Au niveau de tous les blocs, on peut constater des signes de non entretien et de précarité. Des ampoules qui ne fonctionnent plus au niveau des longs corridors éclairés par une faible lumière, des vitres cassés non remplacés, des fenêtres couvertes de poussières…
Des défis liés aux finances freineraient sa réhabilitation
Selon Dr Bonith Havyarimana, médecin directeur de la Clinique Prince Louis Rwagasore, cette vétusté des locaux est compréhensible. «La Clinique Prince Louis Rwagasore date de 1945», rappelle-t-il. Dr Havyarimana évoque certains efforts mobilisés par son institution pour rendre les services un peu viables. Il parle notamment de la réhabilitation de deux blocs opératoires et du matériel d’équipement.

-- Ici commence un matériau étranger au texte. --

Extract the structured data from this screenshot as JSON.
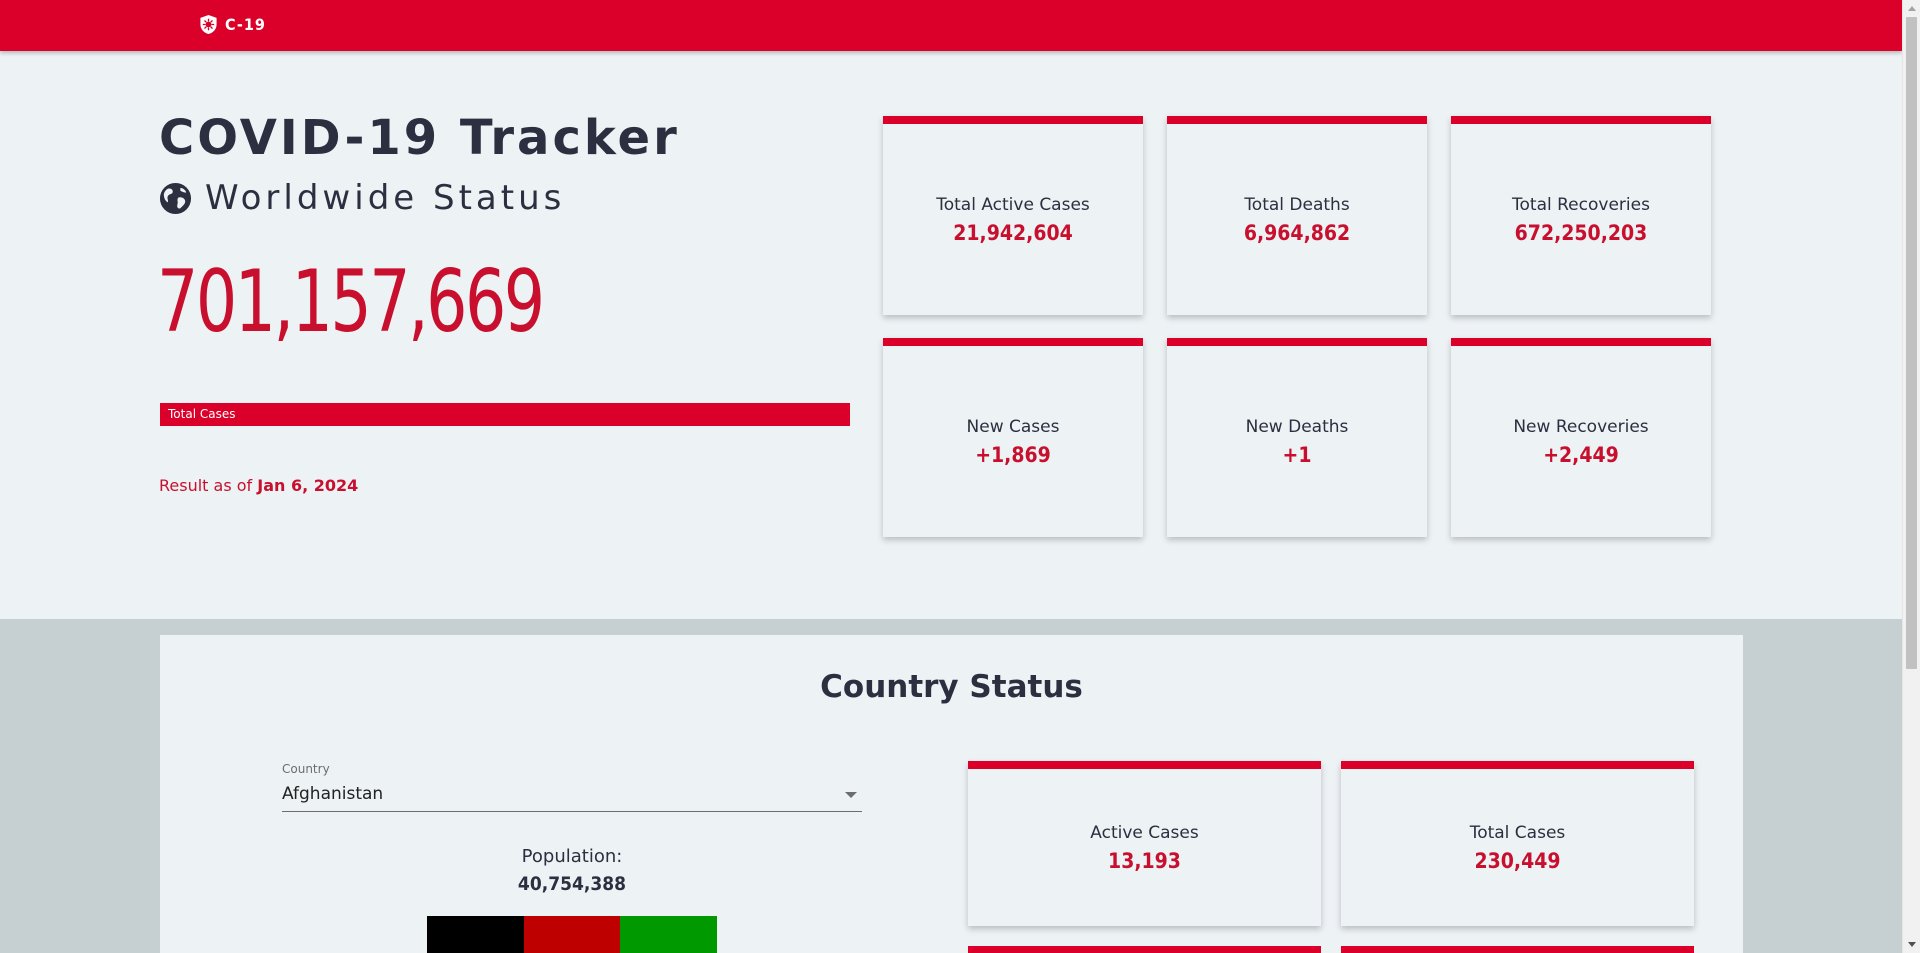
{
  "navbar": {
    "brand_name": "C-19",
    "brand_icon": "shield-virus-icon"
  },
  "hero": {
    "title": "COVID-19 Tracker",
    "subtitle": "Worldwide Status",
    "subtitle_icon": "globe-icon",
    "total_cases_value": "701,157,669",
    "total_cases_label": "Total Cases",
    "result_prefix": "Result as of ",
    "result_date": "Jan 6, 2024"
  },
  "global_stats": [
    {
      "label": "Total Active Cases",
      "value": "21,942,604"
    },
    {
      "label": "Total Deaths",
      "value": "6,964,862"
    },
    {
      "label": "Total Recoveries",
      "value": "672,250,203"
    },
    {
      "label": "New Cases",
      "value": "+1,869"
    },
    {
      "label": "New Deaths",
      "value": "+1"
    },
    {
      "label": "New Recoveries",
      "value": "+2,449"
    }
  ],
  "country_status": {
    "title": "Country Status",
    "select_label": "Country",
    "selected_country": "Afghanistan",
    "population_label": "Population:",
    "population_value": "40,754,388",
    "flag_colors": [
      "#000000",
      "#be0000",
      "#009a00"
    ],
    "cards": [
      {
        "label": "Active Cases",
        "value": "13,193"
      },
      {
        "label": "Total Cases",
        "value": "230,449"
      }
    ]
  },
  "colors": {
    "accent": "#da0029",
    "number_red": "#c8102e",
    "text_dark": "#2b2f3f",
    "page_bg": "#edf2f5",
    "section_bg": "#c6cfd2"
  }
}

Cependant, il déplore l’incapacité de son hôpital à procéder aux opérations de réhabilitation à un rythme voulu. « Seulement 33 millions de FBu constituent les frais de fonctionnement que nous recevons de la part de l’Etat alors que nous devons décaisser plus de 120 millions de FBu pour les salaires par mois », explique le responsable de cette ancienne clinique métamorphosée en hôpital ordinaire. Il affirme néanmoins lancer différents chantiers dont la réhabilitation des chambres du service de maternité, la construction des toilettes pour le personnel, la construction d’un bloc de maternité avec vestiaire pour le bloc opératoire.
Pour Dr Havyarimana, la revue à la hausse des fonds versés par le gouvernement en appui de cet hôpital pourrait permettre d’économiser les moyens nécessaires à sa réhabilitation. Selon un ancien médecin directeur d’un des hôpitaux publics de la municipalité de Bujumbura interrogé sur le sujet, le principal problème est généralement lié à une mauvaise gouvernance dans ce genre d’institutions.